Unfortunately he often chooses the quiet side streets, where his prisoner may have a chance to buy his freedom.

If he pays a few dollars, the poor vigilante is perfectly willing to lose him, after making sometimes the pretence of a struggle to blind the lookers-on, if there be any curious enough to interest themselves. This man in khaki is often "the terror of the innocent, the laughing-stock of the guilty." The poor man or the foreign sailor, if he stagger ever so little, is sure to be "run in." The Argentine law-keeper (?) is provided with both sword and revolver, but receives small remuneration, and as his salary is often tardily paid him, he augments it in this way when he cannot see a good opportunity of turning burglar or something worse on his own account.

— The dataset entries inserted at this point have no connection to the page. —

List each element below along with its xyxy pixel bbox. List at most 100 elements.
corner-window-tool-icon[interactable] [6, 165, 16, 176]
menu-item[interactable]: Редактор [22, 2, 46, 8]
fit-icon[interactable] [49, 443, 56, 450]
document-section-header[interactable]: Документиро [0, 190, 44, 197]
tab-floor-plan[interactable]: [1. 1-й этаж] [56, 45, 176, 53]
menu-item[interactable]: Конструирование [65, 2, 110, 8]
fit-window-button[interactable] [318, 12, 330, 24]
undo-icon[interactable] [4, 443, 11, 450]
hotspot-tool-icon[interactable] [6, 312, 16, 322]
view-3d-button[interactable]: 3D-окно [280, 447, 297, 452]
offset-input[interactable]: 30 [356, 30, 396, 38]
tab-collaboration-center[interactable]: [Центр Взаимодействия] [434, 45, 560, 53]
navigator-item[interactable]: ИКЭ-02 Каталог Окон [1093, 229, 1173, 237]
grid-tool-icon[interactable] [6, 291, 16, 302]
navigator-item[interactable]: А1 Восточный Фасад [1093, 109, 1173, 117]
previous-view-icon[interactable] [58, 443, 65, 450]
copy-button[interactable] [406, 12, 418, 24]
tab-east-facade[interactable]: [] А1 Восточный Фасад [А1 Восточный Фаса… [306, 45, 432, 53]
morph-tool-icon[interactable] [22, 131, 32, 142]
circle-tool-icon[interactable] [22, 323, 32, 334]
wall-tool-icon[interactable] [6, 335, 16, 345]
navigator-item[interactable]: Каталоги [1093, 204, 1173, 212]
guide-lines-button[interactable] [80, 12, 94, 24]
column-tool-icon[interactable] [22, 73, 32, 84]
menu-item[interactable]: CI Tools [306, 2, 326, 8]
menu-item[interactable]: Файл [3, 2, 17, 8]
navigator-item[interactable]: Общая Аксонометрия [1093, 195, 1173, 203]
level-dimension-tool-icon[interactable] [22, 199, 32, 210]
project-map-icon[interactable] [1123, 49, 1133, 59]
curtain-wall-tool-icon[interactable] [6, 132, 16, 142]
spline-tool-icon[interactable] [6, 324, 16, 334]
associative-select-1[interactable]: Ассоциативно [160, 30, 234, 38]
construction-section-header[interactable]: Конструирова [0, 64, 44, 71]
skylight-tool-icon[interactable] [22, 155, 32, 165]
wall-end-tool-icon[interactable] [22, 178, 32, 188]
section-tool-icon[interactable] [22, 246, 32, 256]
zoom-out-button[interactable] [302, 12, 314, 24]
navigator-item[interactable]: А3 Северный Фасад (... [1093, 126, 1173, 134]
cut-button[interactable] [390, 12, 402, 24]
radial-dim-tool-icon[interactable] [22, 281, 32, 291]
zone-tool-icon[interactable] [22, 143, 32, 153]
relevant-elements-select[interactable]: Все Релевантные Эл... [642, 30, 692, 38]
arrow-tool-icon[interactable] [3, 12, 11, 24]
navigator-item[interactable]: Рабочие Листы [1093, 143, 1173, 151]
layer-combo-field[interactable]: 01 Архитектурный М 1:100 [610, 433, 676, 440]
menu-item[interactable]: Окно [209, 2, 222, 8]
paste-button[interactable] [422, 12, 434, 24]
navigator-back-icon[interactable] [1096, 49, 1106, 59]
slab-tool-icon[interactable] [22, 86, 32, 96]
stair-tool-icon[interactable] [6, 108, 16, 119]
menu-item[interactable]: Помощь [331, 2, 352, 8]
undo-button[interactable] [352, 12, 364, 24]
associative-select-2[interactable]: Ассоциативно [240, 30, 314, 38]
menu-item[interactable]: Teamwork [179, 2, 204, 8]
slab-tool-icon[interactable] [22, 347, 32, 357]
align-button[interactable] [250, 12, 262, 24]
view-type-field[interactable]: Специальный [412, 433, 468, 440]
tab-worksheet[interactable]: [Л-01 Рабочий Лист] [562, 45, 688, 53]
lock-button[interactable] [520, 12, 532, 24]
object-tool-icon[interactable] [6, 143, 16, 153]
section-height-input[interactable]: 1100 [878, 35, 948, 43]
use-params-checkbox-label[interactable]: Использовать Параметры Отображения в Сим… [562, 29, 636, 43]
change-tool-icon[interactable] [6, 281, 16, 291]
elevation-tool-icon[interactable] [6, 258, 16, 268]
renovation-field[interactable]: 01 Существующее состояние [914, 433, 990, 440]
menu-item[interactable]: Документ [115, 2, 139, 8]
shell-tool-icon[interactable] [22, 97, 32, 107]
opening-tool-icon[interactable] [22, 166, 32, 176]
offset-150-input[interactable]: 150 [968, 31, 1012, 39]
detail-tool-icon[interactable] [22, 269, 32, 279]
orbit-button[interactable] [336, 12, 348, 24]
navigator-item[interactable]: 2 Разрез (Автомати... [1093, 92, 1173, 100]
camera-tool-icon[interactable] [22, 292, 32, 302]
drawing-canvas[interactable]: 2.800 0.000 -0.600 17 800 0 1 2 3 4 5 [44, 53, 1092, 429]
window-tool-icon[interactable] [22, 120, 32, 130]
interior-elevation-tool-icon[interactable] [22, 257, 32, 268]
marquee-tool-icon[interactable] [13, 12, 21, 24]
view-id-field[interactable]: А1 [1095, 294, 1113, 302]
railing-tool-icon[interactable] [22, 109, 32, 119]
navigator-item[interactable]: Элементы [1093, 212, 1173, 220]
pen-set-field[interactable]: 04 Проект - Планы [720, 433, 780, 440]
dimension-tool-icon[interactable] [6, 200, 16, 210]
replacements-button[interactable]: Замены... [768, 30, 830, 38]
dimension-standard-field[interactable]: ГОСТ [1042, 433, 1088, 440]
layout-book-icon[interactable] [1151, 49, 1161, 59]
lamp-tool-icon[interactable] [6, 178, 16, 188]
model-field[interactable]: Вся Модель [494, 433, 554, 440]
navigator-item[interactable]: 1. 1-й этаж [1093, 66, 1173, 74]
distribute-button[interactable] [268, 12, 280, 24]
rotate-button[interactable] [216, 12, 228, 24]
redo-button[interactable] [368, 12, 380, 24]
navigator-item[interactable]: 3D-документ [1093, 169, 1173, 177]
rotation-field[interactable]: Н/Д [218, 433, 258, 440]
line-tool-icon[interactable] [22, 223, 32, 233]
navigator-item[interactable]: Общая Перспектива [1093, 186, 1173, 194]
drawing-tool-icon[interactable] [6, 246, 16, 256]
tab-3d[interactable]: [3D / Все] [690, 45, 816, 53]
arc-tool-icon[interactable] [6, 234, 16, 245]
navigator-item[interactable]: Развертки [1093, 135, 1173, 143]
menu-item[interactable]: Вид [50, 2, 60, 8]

When he is low in funds he will accost the stranger, begging a cigarette, or inviting himself at your expense to the nearest cafe, as "the day is so unusually hot." After all, we must not blame him too much - his superiors are far from guiltless, and he knows it. When Minister Toso took charge of the Provincial portfolio of Finance, he exclaimed, "C-o! Todos van robando menos yo!" ("Everybody is robbing here except I.") It is public news that President Celman carried away to his private residence in the country a most beautiful and expensive bronze fountain presented by the inhabitants of the city to adorn the principal plaza. [Footnote: Public square.] The president is elected by the people for a term of three years, and invariably retires a rich man, however poor he may have been when entering on his office. The laws of the country may be described as model and Christian, but the carrying out of them is a very different matter.

Some of the laws are excellent and worthy of our imitation, such as, for example, the one which decrees that bachelors shall be taxed. Civil elections are held on Sundays, the voting places being Roman Catholic churches.

Both postmen and telegraph boys deliver on horseback, but such is the lax custom that everything will do to-morrow. That fatal word is the first the stranger learns - manana.

Comparatively few people walk the streets. "No city in the world of equal size and population can compare with Buenos Ayres for the number and extent of its tramways." [Footnote: Turner's "Argentina."] A writer in the Financial News says: "The proportion of the population who daily use street-cars is sixty-six times greater in Buenos Ayres than in the United Kingdom."

This Modern Athens, as the Argentines love to term their city, has a beautiful climate. For perhaps three hundred days out of every year there is a sky above as blue as was ever seen in Naples.